Just as astonishing is the observation that female bobolinks return faithfully to the same breeding meadow each year, showing that the birds also memorize local landmarks.
Despite such prodigious abilities, bobolink numbers have been declining over the past several decades. Navigating local hay fields, it seems, can be just as hazardous as navigating between continents.
Bobolinks were originally summer inhabitants of the Midwestern prairie, though they shifted eastward as agriculture reshaped the landscape. As a result, bobolinks now depend on man-made fields for foraging and nesting, preferring grasses mixed with weeds like red clover and dandelion. They also require large grassy expanses, minimally 10 acres, but optimally 100 acres or more.
The male bobolink arrives in New Hampshire and Vermont in early May. About a week later, the female arrives and sets to work making her cup-like nest of grass on the ground, concealed beneath broad-leaved growth. She starts brooding her eggs towards the end of May, and in about 12 days, the chicks hatch.

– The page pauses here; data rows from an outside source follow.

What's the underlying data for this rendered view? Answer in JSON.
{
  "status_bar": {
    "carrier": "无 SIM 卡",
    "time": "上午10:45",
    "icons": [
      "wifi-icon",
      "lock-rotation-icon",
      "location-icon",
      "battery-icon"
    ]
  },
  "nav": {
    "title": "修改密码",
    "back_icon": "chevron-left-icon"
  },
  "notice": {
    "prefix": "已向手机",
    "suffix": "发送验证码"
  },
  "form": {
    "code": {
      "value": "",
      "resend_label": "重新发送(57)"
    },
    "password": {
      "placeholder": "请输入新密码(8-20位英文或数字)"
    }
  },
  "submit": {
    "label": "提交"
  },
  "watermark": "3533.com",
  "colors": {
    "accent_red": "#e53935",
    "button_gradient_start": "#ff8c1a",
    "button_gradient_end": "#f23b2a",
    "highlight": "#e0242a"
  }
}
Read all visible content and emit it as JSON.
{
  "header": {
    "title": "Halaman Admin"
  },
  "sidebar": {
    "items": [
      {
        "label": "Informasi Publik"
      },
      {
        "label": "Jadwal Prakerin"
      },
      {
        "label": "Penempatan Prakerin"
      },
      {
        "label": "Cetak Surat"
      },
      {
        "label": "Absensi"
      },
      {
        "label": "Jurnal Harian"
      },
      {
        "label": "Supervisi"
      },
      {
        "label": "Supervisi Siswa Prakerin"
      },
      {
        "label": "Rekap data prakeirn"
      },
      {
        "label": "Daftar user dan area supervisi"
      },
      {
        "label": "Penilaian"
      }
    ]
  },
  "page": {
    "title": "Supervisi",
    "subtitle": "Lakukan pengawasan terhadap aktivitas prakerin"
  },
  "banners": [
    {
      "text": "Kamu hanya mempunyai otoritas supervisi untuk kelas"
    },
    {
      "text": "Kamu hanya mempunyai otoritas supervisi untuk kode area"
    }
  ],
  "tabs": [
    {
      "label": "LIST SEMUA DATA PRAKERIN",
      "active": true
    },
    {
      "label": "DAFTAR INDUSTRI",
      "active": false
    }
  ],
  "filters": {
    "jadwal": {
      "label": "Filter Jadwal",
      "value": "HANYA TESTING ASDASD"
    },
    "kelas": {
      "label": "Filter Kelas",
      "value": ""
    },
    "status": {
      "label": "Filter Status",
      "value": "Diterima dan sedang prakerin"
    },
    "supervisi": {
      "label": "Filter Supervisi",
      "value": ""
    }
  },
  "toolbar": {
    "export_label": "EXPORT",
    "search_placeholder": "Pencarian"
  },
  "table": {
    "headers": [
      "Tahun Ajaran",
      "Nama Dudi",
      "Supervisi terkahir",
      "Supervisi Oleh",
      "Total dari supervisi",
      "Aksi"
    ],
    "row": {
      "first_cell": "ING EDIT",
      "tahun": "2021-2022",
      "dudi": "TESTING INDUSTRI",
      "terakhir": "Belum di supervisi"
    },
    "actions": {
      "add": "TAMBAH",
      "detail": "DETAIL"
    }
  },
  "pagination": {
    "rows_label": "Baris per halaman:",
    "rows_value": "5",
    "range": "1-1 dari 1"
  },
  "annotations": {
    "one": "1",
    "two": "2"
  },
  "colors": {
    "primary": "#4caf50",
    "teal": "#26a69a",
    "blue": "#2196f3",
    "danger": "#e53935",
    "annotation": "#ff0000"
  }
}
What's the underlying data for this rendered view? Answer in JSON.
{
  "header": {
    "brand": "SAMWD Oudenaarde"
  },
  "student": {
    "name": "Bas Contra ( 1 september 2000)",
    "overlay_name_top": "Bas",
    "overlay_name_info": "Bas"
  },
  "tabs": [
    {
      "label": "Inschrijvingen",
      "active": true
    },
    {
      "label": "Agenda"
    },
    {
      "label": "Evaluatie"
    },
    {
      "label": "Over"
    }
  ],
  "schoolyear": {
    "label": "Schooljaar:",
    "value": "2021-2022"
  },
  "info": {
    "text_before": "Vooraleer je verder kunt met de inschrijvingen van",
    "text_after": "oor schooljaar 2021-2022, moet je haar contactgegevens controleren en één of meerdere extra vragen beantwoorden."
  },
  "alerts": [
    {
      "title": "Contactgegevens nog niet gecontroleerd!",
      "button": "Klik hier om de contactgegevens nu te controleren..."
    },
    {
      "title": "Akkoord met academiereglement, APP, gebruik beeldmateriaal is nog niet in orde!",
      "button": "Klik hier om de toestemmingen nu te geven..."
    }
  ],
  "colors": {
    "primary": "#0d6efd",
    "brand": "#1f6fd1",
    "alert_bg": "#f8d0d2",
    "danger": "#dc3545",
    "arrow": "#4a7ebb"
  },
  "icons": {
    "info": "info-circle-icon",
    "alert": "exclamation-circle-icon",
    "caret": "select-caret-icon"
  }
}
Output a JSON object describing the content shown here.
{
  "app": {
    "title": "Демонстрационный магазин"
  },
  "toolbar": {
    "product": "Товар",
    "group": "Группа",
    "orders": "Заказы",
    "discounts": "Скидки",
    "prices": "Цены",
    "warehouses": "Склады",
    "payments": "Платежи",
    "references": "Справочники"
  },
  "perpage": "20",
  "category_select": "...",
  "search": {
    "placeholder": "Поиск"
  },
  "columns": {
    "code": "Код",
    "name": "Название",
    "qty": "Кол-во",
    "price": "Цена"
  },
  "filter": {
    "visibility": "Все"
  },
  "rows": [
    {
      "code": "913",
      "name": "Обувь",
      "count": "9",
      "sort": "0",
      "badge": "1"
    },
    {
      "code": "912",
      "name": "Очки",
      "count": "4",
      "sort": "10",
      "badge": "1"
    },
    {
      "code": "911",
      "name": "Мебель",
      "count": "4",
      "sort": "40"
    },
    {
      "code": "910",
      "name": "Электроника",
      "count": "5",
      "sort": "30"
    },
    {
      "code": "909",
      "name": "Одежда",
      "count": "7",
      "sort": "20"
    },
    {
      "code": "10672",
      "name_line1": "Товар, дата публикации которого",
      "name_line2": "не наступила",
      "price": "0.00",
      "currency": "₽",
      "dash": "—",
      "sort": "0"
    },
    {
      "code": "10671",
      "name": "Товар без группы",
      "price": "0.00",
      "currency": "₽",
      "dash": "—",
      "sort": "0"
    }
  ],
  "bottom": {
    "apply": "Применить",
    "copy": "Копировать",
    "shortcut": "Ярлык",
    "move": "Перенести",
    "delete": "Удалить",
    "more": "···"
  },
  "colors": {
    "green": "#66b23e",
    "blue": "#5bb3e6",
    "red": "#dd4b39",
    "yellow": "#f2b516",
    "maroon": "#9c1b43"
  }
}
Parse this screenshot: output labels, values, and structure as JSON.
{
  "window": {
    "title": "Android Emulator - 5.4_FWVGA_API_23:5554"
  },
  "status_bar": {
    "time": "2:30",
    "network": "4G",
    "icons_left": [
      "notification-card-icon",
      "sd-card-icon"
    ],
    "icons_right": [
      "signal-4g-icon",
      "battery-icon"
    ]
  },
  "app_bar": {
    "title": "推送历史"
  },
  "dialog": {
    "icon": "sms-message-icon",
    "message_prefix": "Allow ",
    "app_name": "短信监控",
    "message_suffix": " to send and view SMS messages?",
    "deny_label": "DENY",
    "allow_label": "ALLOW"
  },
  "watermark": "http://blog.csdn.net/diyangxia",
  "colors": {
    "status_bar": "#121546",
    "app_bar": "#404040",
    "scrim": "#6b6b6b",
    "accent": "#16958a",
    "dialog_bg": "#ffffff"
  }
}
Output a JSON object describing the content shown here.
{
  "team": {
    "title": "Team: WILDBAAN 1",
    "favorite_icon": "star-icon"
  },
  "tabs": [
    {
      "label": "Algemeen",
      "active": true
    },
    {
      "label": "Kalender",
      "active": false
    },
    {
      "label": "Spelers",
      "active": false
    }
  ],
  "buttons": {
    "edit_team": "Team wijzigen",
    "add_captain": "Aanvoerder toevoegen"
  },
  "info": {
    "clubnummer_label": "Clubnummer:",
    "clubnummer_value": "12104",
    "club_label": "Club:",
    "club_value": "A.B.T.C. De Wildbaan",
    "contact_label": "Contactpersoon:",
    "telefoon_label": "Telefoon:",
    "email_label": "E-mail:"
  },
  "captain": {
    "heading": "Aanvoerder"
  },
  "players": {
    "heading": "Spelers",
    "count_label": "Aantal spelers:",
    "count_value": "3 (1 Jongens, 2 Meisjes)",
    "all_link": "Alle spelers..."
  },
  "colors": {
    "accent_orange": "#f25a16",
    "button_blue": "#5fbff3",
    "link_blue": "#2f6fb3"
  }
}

It takes a further 11 or so days of frenzied feeding by the parents before the young leave the nest in late June. A subset of bobolinks then proceed to raise a second brood that will remain in the fields until late in July.
If hay is cut during this interval, nests and nestlings will be destroyed. The first hay hereabouts is traditionally cut around Memorial Day. Provided they can find cover, bobolinks can re-nest in two weeks if their first nest is destroyed. However, intensive haying often involves a second and even third cutting, leaving no window for successful breeding.
So here’s the paradox for the bobolink: hay fields are both essential and dangerous for their survival.
Landowners who don’t need high-protein, first-cut hay, such as horse owners and those who wish only to keep their fields open, can help bobolinks out by delaying all cutting until late July. A second option is to allow two full months between the first and second cut, allowing enough time for successful re-nesting.
Delayed mowing benefits more than just bobolinks. Three endangered birds, Henslow’s sparrow, sedge wren, and upland sandpiper, and the threatened meadow lark, grasshopper sparrow, and savannah sparrow, all benefit from favorable management of grassy fields. If you can, give them a hand by only mowing later in the summer.